Australia’s decision to cancel a contract with France for a dozen diesel-electric submarines and to instead pursue nuclear-powered attack submarines, known as SSNs, is a big deal on multiple fronts. Australia currently has six Collins-class diesel-electric boats, a Swedish design modified to use American Mark 48 ADCAP torpedoes and Harpoon anti-ship missiles. The deal brings a mixed bag of good and bad.
The best part is that it bolsters the naval capacity of a close American ally with superior technology aimed at countering an adversary. We’ve talked about the shortage of hulls in the water for the Navy often, and the submarine force has been of particular concern. Australia’s choice is like gaining an additional 12 forward-based SSNs, and that is a huge plus in containing Communist China. Don’t take our word for it — the ChiComs are screaming bloody murder.
The fact is, containing China is very different than fighting a global war on terror, and George W. Bush forgot that in the aftermath of 9/11. Failing to massively increase naval construction to keep China contained was a massive error of omission that we are paying for today. Just after Biden engineered the dishonorable debacle and betrayal of Afghanistan to his shame, this move is a brilliant one that should have been offered by Donald Trump four and a half years ago.
That said, the Australian decision comes with some bad news. France is understandably angry at the loss of a huge defense deal and has taken the extraordinary and unprecedented step of recalling its ambassadors to the U.S. and Australia over what French Foreign Minister Jean-Yves Le Drian called a “stab in the back.” He added, “There has been lying, duplicity, a major breach of trust and contempt.” French President Emmanuel Macron’s move to recall the ambassadors shows there is some fence-mending to do, especially since France took out a jihadist that was responsible for the deaths of American military personnel earlier.

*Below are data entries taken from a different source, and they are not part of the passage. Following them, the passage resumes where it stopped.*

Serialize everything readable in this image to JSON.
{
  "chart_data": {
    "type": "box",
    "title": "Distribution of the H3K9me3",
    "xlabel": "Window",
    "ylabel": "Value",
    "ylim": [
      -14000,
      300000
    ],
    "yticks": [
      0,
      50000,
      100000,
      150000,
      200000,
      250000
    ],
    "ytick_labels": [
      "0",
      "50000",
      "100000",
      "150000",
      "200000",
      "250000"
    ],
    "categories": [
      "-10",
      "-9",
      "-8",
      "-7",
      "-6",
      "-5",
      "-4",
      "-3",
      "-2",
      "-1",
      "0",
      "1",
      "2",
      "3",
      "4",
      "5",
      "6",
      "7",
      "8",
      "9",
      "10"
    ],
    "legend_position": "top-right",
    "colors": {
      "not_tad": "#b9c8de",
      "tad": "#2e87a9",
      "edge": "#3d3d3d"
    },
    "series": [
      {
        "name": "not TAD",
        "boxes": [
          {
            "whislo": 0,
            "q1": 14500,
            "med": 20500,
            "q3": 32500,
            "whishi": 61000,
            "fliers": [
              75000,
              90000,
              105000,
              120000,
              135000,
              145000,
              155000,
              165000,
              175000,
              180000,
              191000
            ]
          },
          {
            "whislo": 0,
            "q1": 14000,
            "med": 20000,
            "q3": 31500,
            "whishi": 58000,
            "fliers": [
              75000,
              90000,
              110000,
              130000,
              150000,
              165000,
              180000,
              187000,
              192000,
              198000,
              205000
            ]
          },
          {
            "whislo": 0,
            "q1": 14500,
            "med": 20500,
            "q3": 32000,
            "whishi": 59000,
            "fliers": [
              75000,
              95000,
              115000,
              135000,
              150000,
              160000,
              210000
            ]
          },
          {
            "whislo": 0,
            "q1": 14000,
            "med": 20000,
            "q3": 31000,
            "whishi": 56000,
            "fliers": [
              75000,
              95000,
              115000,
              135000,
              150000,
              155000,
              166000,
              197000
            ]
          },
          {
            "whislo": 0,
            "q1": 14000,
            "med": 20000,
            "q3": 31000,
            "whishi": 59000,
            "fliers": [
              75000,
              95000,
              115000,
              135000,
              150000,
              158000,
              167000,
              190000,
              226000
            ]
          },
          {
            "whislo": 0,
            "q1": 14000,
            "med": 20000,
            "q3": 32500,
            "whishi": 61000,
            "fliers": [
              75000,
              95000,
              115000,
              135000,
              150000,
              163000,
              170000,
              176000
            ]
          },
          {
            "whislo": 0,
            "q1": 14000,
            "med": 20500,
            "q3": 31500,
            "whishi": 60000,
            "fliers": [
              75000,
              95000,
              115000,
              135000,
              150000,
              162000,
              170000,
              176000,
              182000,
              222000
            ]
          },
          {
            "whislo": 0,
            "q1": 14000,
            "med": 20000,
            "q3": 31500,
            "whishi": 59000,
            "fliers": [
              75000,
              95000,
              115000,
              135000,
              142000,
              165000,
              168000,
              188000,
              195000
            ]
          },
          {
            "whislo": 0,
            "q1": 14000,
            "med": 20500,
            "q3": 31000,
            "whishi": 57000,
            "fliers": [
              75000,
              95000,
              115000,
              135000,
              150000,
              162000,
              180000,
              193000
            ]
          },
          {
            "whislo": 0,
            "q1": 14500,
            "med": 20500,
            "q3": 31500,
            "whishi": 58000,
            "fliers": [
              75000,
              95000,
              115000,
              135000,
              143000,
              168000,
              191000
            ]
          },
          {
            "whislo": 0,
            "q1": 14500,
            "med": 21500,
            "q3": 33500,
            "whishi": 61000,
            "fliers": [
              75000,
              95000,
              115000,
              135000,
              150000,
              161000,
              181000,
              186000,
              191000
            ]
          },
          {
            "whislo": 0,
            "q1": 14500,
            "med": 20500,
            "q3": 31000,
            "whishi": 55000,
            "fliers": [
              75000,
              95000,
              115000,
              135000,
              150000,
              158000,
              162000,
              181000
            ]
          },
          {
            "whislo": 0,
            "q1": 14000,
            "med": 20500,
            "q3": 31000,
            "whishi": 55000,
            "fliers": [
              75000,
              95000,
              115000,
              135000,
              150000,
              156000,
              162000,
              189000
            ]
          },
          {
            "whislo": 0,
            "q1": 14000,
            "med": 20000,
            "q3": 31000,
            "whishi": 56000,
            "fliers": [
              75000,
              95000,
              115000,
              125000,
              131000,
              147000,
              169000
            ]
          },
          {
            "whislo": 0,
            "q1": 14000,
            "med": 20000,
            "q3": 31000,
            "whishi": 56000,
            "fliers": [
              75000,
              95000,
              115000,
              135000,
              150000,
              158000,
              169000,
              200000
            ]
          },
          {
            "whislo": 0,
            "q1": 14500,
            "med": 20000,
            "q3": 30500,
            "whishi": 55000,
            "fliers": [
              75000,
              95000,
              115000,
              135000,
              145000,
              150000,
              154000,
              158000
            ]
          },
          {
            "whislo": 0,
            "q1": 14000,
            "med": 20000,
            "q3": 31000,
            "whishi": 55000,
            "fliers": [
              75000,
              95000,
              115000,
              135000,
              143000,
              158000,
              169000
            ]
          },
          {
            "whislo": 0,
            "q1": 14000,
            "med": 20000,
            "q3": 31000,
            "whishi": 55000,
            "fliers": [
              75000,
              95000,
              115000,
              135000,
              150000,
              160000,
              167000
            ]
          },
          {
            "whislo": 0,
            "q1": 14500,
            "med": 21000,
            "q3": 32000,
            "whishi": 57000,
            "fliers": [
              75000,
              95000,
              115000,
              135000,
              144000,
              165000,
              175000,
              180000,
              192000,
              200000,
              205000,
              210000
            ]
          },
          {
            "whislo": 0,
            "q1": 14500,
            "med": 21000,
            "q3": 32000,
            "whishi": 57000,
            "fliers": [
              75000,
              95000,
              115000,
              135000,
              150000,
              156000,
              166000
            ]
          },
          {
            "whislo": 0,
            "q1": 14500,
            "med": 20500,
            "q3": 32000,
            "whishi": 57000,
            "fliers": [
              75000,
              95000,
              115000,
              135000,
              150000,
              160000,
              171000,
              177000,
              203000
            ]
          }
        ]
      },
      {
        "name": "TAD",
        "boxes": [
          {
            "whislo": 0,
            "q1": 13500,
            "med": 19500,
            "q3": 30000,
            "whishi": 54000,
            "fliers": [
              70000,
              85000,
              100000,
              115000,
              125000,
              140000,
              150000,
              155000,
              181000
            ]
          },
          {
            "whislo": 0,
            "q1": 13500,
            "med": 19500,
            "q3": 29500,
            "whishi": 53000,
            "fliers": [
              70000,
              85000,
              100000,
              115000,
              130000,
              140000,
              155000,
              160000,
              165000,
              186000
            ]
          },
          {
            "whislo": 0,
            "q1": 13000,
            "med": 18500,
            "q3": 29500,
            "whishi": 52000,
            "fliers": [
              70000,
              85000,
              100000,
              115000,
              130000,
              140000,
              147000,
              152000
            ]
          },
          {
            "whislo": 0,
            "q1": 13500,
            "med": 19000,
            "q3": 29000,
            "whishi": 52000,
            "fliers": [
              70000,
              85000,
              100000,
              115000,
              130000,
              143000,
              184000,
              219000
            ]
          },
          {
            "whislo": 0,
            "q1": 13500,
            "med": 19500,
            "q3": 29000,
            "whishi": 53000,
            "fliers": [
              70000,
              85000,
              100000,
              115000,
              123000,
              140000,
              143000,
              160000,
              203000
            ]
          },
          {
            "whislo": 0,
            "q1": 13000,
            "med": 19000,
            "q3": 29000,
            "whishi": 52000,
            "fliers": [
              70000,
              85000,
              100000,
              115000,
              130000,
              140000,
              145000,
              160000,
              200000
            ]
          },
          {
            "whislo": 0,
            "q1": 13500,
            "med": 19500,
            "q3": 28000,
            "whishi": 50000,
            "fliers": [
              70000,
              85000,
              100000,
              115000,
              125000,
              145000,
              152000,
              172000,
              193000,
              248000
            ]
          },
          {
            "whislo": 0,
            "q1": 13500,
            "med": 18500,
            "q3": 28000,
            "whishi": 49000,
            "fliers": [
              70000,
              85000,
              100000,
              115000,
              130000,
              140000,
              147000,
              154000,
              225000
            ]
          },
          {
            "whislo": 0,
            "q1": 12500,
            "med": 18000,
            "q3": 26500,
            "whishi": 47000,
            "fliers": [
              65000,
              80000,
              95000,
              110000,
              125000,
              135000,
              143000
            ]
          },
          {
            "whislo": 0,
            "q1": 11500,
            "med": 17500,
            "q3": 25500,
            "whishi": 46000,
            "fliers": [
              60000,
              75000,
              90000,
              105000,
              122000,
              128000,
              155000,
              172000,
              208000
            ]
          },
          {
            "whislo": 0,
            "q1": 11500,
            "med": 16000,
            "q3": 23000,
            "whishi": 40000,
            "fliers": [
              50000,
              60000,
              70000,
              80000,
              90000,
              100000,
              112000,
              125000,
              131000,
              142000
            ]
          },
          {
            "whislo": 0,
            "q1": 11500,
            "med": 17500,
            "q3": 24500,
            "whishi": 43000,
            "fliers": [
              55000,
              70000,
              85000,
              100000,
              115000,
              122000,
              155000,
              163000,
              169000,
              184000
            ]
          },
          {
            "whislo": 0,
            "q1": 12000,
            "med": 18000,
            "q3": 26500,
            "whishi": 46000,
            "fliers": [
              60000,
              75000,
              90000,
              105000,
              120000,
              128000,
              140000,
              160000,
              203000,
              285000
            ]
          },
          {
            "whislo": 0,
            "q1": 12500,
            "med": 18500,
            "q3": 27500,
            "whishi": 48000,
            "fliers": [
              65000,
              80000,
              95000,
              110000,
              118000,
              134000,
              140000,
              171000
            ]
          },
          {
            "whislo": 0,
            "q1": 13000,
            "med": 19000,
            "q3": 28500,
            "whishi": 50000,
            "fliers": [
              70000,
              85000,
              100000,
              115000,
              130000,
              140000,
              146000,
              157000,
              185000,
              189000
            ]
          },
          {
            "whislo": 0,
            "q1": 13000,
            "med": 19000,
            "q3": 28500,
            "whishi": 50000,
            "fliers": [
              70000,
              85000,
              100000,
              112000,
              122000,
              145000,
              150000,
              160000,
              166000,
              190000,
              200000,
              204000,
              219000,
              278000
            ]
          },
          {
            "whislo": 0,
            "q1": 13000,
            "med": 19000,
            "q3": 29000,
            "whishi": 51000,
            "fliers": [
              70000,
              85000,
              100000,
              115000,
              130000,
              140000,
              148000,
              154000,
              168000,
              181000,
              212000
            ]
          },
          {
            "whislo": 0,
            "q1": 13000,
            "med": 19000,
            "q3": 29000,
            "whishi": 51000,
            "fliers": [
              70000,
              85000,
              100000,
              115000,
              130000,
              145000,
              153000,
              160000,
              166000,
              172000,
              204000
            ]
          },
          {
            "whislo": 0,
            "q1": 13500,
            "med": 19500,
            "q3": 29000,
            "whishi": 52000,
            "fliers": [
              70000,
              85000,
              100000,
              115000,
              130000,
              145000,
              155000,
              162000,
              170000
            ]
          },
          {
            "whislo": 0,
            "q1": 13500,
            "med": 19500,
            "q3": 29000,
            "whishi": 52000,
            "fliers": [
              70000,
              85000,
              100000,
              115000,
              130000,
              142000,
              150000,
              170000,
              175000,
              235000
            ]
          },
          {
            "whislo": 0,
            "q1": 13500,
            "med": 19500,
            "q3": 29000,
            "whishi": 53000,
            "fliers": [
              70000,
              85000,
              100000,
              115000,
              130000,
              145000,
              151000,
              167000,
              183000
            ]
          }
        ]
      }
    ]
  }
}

And the decision to go with SSNs might not have been finalized without the dishonorable debacle Biden created in Afghanistan. Australia may have fair reason to doubt America’s commitment and would understandably want more capability to feel secure. In addition, New Zealand has told Australia that the new nuclear subs will not be welcome. The fact is, New Zealand doesn’t seem to be holding up its end of the military alliance, and that has been the case for a long time. Perhaps that could change soon, but at some point, this defense deadbeat needs to be caught up on its obligations, or to no longer be considered a reliable ally.
We can also be thankful that Senator Chris Murphy’s idiocy is nowhere near becoming law at this point, or who knows what sort of obstacles would be happening. The United States should be offering to build some of the subs for Australia and make space on our production lines for the newest Virginia-class SSNs.
The bottom line is that Australia has taken a very positive step, one that will greatly aid in containing Communist China. But much more has to be done, including some serious housecleaning among the deep state that views grassroots Patriots as a bigger threat than China. The bad news is that the Biden administration can’t be trusted to do so.